Breaking the Spell
Book review by Brendan Fahy
Title: Breaking the Spell
Author: Daniel Dennett
Publisher: Penguin Allen Lane
The central question investigated in Dennett's fine book is whether religion may have developed as a natural phenomenon over thousands of years, and that whilst religion still plays a positive role in the lives of many, it also plays a malign role, and it is necessary to understand the nature of religion to free ourselves of its negative influences. "The great ideas of religion have been holding us human beings enthralled for thousands of years...If we want to understand the nature of religion today, as a natural phenomenon, we have to look not just at what it is today, but at what it used to be." (P 6).
Dennett sees the excesses of fundamentalist Christianity in the United States as requiring to be addressed urgently, and he has aimed his book squarely and unapologetically at US readers. Nevertheless, the book is not thereby any the less relevant to non-US readers.
His modus operandi is to gently and inoffensively to ask powerful questions and then to attempt to answer them. At no point does he ask a reader to suspend any beliefs - merely, for the sake of analysis, to accept that it is reasonable to submit beliefs to analysis. He rejects the assertion that religion is outside of the world and therefore not amenable to analysis, Gould's "non overlapping magisteria". "There may be some... realm of human activity that science can't properly address and religion can, but that does not mean that science cannot or should not study this very fact." (P 30).
He admits to several other aims in writing the book.
"(religion) affects not just our social, political, and economic conflicts, but the very meanings we find in our lives. For many people... nothing matters more than religion... it is imperative that we learn as much as we can about it. That, in a nutshell, is the argument of this book." (P 14).
"Part of my effort in this book is to get you to think and not just feel". (P 329) (Emphasis in the original).
His intent is clear; "many readers will see me as just another liberal professor trying to cajole them out of some of their convictions, and they are dead right about that - that's what I am, and that's exactly what I am trying to do." (P 53).
The book is divided into three parts. Part one sets the scene by considering what religion is, what science can bring to its study, and nominates some tools by which religion can be investigated.
Part two considers how religion may have developed in primitive and tribal societies, how such "folk" religions may have developed into organized religions, the development of secrecy in religion, and of religion's claim to be beyond investigation.
The human fondness for attributing agency to objects or processes is discussed in chapter five. Might not this characteristic have played a part in the origin of some gods?
In chapter eight he discusses the powerful concept of "Belief in Belief" which is the title of the chapter. He argues, persuasively, that many people who claim to believe in a god, may well believe in believing in a god. They may feel, through their upbringing or through the need to adopt societal norms, that it is important to believe in a god, whilst not actually believing in one.
Part three is a discussion of religion today, in the USA. In it he questions what religion has to offer. "Why does it matter what you believe?" (P 264), "Does religion make us moral?" (P 278), "What shall we tell the children?" (P 321).

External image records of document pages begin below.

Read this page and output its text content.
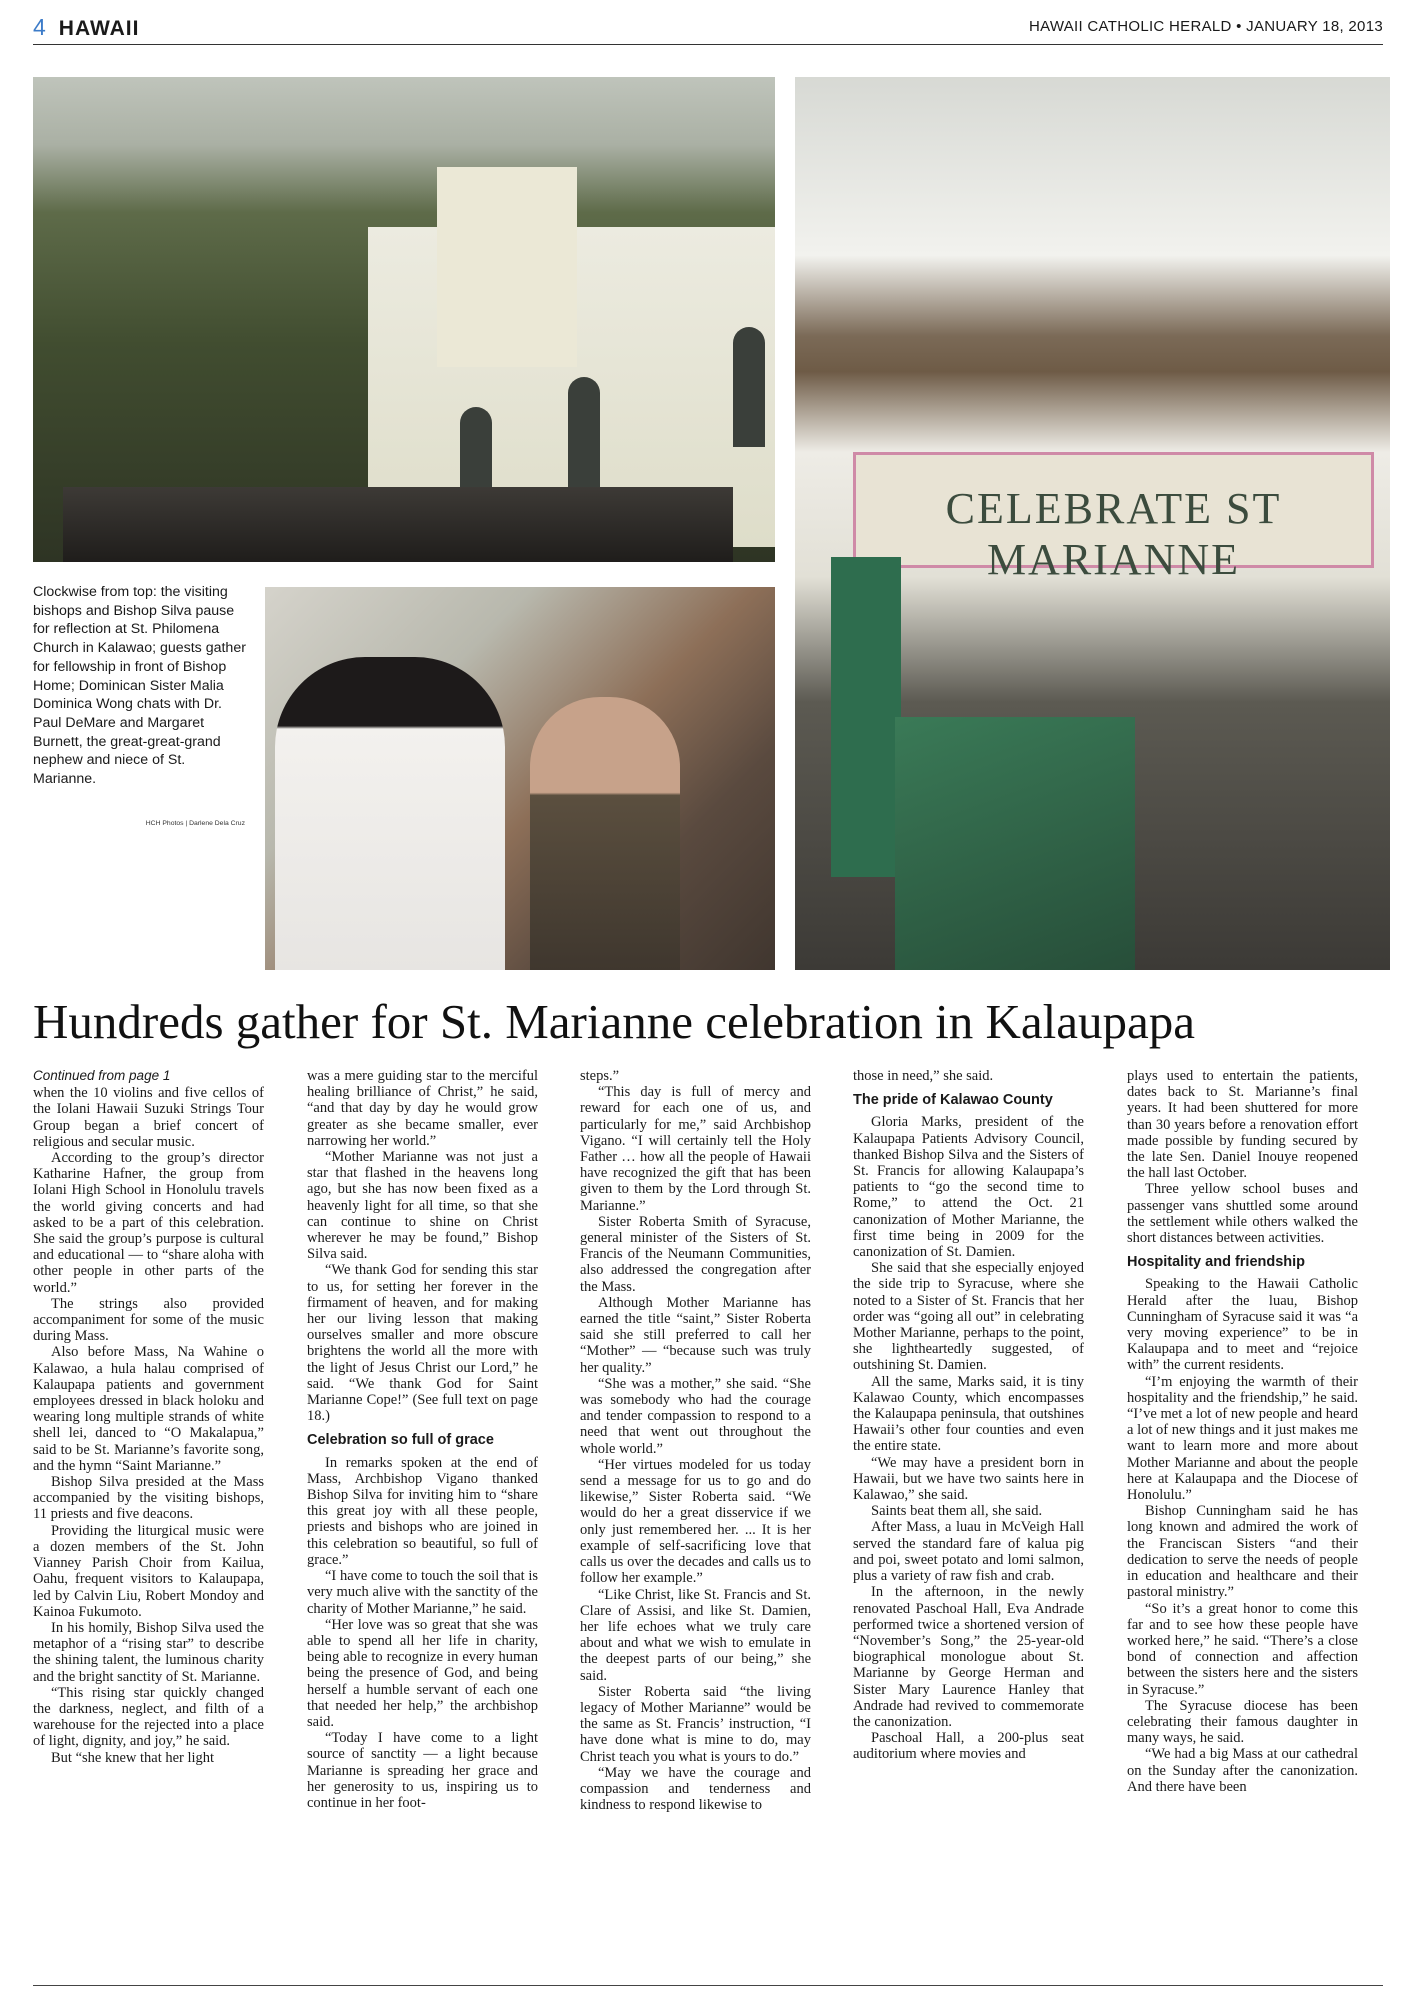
4 HAWAII	HAWAII CATHOLIC HERALD • JANUARY 18, 2013
CELEBRATE ST MARIANNE
Clockwise from top: the visiting bishops and Bishop Silva pause for reflection at St. Philomena Church in Kalawao; guests gather for fellowship in front of Bishop Home; Dominican Sister Malia Dominica Wong chats with Dr. Paul DeMare and Margaret Burnett, the great-great-grand nephew and niece of St. Marianne.
HCH Photos | Darlene Dela Cruz
Hundreds gather for St. Marianne celebration in Kalaupapa

Continued from page 1

when the 10 violins and five cellos of the Iolani Hawaii Suzuki Strings Tour Group began a brief concert of religious and secular music.

According to the group’s director Katharine Hafner, the group from Iolani High School in Honolulu travels the world giving concerts and had asked to be a part of this celebration. She said the group’s purpose is cultural and educational — to “share aloha with other people in other parts of the world.”

The strings also provided accompaniment for some of the music during Mass.

Also before Mass, Na Wahine o Kalawao, a hula halau comprised of Kalaupapa patients and government employees dressed in black holoku and wearing long multiple strands of white shell lei, danced to “O Makalapua,” said to be St. Marianne’s favorite song, and the hymn “Saint Marianne.”

Bishop Silva presided at the Mass accompanied by the visiting bishops, 11 priests and five deacons.

Providing the liturgical music were a dozen members of the St. John Vianney Parish Choir from Kailua, Oahu, frequent visitors to Kalaupapa, led by Calvin Liu, Robert Mondoy and Kainoa Fukumoto.

In his homily, Bishop Silva used the metaphor of a “rising star” to describe the shining talent, the luminous charity and the bright sanctity of St. Marianne.

“This rising star quickly changed the darkness, neglect, and filth of a warehouse for the rejected into a place of light, dignity, and joy,” he said.

But “she knew that her light

was a mere guiding star to the merciful healing brilliance of Christ,” he said, “and that day by day he would grow greater as she became smaller, ever narrowing her world.”

“Mother Marianne was not just a star that flashed in the heavens long ago, but she has now been fixed as a heavenly light for all time, so that she can continue to shine on Christ wherever he may be found,” Bishop Silva said.

“We thank God for sending this star to us, for setting her forever in the firmament of heaven, and for making her our living lesson that making ourselves smaller and more obscure brightens the world all the more with the light of Jesus Christ our Lord,” he said. “We thank God for Saint Marianne Cope!” (See full text on page 18.)

Celebration so full of grace

In remarks spoken at the end of Mass, Archbishop Vigano thanked Bishop Silva for inviting him to “share this great joy with all these people, priests and bishops who are joined in this celebration so beautiful, so full of grace.”

“I have come to touch the soil that is very much alive with the sanctity of the charity of Mother Marianne,” he said.

“Her love was so great that she was able to spend all her life in charity, being able to recognize in every human being the presence of God, and being herself a humble servant of each one that needed her help,” the archbishop said.

“Today I have come to a light source of sanctity — a light because Marianne is spreading her grace and her generosity to us, inspiring us to continue in her foot-

steps.”

“This day is full of mercy and reward for each one of us, and particularly for me,” said Archbishop Vigano. “I will certainly tell the Holy Father … how all the people of Hawaii have recognized the gift that has been given to them by the Lord through St. Marianne.”

Sister Roberta Smith of Syracuse, general minister of the Sisters of St. Francis of the Neumann Communities, also addressed the congregation after the Mass.

Although Mother Marianne has earned the title “saint,” Sister Roberta said she still preferred to call her “Mother” — “because such was truly her quality.”

“She was a mother,” she said. “She was somebody who had the courage and tender compassion to respond to a need that went out throughout the whole world.”

“Her virtues modeled for us today send a message for us to go and do likewise,” Sister Roberta said. “We would do her a great disservice if we only just remembered her. ... It is her example of self-sacrificing love that calls us over the decades and calls us to follow her example.”

“Like Christ, like St. Francis and St. Clare of Assisi, and like St. Damien, her life echoes what we truly care about and what we wish to emulate in the deepest parts of our being,” she said.

Sister Roberta said “the living legacy of Mother Marianne” would be the same as St. Francis’ instruction, “I have done what is mine to do, may Christ teach you what is yours to do.”

“May we have the courage and compassion and tenderness and kindness to respond likewise to

those in need,” she said.

The pride of Kalawao County

Gloria Marks, president of the Kalaupapa Patients Advisory Council, thanked Bishop Silva and the Sisters of St. Francis for allowing Kalaupapa’s patients to “go the second time to Rome,” to attend the Oct. 21 canonization of Mother Marianne, the first time being in 2009 for the canonization of St. Damien.

She said that she especially enjoyed the side trip to Syracuse, where she noted to a Sister of St. Francis that her order was “going all out” in celebrating Mother Marianne, perhaps to the point, she lightheartedly suggested, of outshining St. Damien.

All the same, Marks said, it is tiny Kalawao County, which encompasses the Kalaupapa peninsula, that outshines Hawaii’s other four counties and even the entire state.

“We may have a president born in Hawaii, but we have two saints here in Kalawao,” she said.

Saints beat them all, she said.

After Mass, a luau in McVeigh Hall served the standard fare of kalua pig and poi, sweet potato and lomi salmon, plus a variety of raw fish and crab.

In the afternoon, in the newly renovated Paschoal Hall, Eva Andrade performed twice a shortened version of “November’s Song,” the 25-year-old biographical monologue about St. Marianne by George Herman and Sister Mary Laurence Hanley that Andrade had revived to commemorate the canonization.

Paschoal Hall, a 200-plus seat auditorium where movies and

plays used to entertain the patients, dates back to St. Marianne’s final years. It had been shuttered for more than 30 years before a renovation effort made possible by funding secured by the late Sen. Daniel Inouye reopened the hall last October.

Three yellow school buses and passenger vans shuttled some around the settlement while others walked the short distances between activities.

Hospitality and friendship

Speaking to the Hawaii Catholic Herald after the luau, Bishop Cunningham of Syracuse said it was “a very moving experience” to be in Kalaupapa and to meet and “rejoice with” the current residents.

“I’m enjoying the warmth of their hospitality and the friendship,” he said. “I’ve met a lot of new people and heard a lot of new things and it just makes me want to learn more and more about Mother Marianne and about the people here at Kalaupapa and the Diocese of Honolulu.”

Bishop Cunningham said he has long known and admired the work of the Franciscan Sisters “and their dedication to serve the needs of people in education and healthcare and their pastoral ministry.”

“So it’s a great honor to come this far and to see how these people have worked here,” he said. “There’s a close bond of connection and affection between the sisters here and the sisters in Syracuse.”

The Syracuse diocese has been celebrating their famous daughter in many ways, he said.

“We had a big Mass at our cathedral on the Sunday after the canonization. And there have been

He closes by pointing out that there are people in the US who hold extreme religious views, who are prepared to act on them, and who are therefore dangerous. He calls on eleven members of the US Congress, whom he names, "...to help the nation protect itself from those who would betray our democracy in pursuit of their religious agendas." (P 339). More generally, he observes that education is the enemy of ignorance and that well educated people will be able to "make truly informed choices about their lives." (P 339).
Religious extremism and activism is growing in many countries, so Dennett's book is relevant far beyond the shores of America.